KI zur Abwehr wird zur Priorität

Trotz der Bedrohungslage sind die meisten erfolgreichen Angriffe vermeidbar. Ein großes Problem bleibt die Lücke zwischen wahrgenommener Gefahr und tatsächlicher Bereitschaft. Budgetgrenzen, technische Komplexität und Fachkräftemangel behindern eine effektive Verteidigung.

Die Antwort der Sicherheitsbranche heißt: eigene KI. Laut Ivanti halten 87 Prozent der Befragten den Einsatz agentenbasierter KI in ihren Security Operations Centers für oberste Priorität.
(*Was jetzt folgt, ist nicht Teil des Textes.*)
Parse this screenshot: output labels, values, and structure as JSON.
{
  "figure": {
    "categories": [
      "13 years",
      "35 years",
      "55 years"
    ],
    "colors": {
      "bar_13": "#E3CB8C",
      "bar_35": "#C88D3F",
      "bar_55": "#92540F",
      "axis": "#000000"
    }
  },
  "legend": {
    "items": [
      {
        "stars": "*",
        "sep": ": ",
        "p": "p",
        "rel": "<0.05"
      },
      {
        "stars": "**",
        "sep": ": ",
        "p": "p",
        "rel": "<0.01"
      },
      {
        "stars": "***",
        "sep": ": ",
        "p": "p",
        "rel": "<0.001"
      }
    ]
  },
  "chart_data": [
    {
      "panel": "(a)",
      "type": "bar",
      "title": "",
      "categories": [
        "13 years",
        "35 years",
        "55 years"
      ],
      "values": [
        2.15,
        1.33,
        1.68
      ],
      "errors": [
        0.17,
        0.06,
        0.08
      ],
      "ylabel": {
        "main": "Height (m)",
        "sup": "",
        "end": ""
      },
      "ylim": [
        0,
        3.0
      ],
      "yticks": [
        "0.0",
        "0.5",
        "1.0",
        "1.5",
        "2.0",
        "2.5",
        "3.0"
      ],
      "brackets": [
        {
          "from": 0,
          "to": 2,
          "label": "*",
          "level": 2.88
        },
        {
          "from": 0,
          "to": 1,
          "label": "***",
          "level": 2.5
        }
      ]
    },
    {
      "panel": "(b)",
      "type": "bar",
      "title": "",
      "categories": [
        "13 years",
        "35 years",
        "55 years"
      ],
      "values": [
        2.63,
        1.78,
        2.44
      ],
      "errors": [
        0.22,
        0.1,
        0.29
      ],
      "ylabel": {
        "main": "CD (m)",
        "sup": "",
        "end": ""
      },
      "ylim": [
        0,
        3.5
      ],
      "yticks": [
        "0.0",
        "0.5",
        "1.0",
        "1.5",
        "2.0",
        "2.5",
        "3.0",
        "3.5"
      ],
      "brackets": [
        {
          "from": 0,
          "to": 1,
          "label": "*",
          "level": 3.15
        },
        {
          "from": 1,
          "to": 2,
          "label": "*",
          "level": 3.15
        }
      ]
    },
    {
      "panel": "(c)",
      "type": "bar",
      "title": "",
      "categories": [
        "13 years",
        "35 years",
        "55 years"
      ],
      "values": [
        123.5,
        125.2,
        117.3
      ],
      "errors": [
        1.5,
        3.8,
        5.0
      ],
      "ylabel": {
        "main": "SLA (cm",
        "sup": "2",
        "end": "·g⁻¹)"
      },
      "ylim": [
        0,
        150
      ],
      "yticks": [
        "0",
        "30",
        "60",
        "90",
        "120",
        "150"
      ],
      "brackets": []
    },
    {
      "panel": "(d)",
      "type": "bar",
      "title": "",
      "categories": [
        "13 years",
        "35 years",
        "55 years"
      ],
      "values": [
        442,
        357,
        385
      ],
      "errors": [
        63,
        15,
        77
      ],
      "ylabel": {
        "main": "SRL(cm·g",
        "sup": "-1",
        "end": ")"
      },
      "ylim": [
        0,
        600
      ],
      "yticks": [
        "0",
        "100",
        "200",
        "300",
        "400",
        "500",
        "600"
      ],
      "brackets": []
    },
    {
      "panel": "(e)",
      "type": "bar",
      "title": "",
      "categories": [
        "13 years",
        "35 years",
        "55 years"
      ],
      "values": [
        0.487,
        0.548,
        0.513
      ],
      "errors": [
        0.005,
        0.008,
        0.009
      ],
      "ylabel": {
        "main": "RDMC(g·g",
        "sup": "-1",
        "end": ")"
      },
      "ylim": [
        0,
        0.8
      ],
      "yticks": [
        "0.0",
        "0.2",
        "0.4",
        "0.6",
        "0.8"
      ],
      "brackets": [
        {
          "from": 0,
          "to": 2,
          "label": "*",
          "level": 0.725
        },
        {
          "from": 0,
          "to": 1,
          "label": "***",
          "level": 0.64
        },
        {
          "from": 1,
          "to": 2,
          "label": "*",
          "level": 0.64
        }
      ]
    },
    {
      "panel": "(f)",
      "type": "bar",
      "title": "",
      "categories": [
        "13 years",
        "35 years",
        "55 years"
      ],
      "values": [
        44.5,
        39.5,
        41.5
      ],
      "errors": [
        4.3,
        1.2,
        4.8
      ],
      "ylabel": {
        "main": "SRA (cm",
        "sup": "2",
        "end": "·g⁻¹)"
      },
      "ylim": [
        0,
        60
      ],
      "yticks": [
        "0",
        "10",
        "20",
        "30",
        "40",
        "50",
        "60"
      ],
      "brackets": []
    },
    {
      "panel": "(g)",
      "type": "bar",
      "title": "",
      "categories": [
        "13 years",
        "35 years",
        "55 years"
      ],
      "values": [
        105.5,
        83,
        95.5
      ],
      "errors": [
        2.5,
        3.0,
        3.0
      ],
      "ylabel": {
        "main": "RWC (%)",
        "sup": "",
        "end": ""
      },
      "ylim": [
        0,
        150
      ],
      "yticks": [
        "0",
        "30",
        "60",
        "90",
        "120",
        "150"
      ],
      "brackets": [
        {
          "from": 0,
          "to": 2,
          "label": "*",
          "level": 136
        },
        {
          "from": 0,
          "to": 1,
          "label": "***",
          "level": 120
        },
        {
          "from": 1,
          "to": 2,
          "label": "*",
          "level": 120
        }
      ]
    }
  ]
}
Diese Systeme sollen Bedrohungen über Cloud, Identität und Endgeräte hinweg korrelieren und autonom isolieren – und so mit der Maschinengeschwindigkeit der Angreifer mithalten können. Experten warnen jedoch: Technologie allein reicht nicht. Grundlegende Sicherheitshygiene, wie das Prinzip der geringsten Rechte und eine konsolidierte Übersicht über die IT-Landschaft, sind weiterhin unverzichtbar.

Ausblick: Der Weg zur autonomen Verteidigung

Für das restliche Jahr 2026 zeichnet sich ein Paradigmenwechsel ab. Das Zeitfenster für eine von Menschen geführte Abwehr schließt sich. Automatisierte Incident-Response wird zum Pflichtbestandteil jeder Sicherheitsarchitektur. Unternehmen werden Virtualisierungsebenen härten, die Identitäten von Auftragnehmern rigoros überprüfen und Fernwartungstools kontinuierlich auditieren müssen.

Die Botschaft der Berichte an Vorstände und Geschäftsführungen ist eindeutig: Der Unterschied zwischen einer kleinen Anomalie und einem katastrophalen Datenleck misst sich heute in Minuten. Überleben werden nur jene Unternehmen, die von reaktiven Aufräumstrategien zu disziplinierten, telemetriegetriebenen Abwehrrahmen übergehen – und KI nicht nur als Analysewerkzeug, sondern als aktiven Verteidiger einsetzen.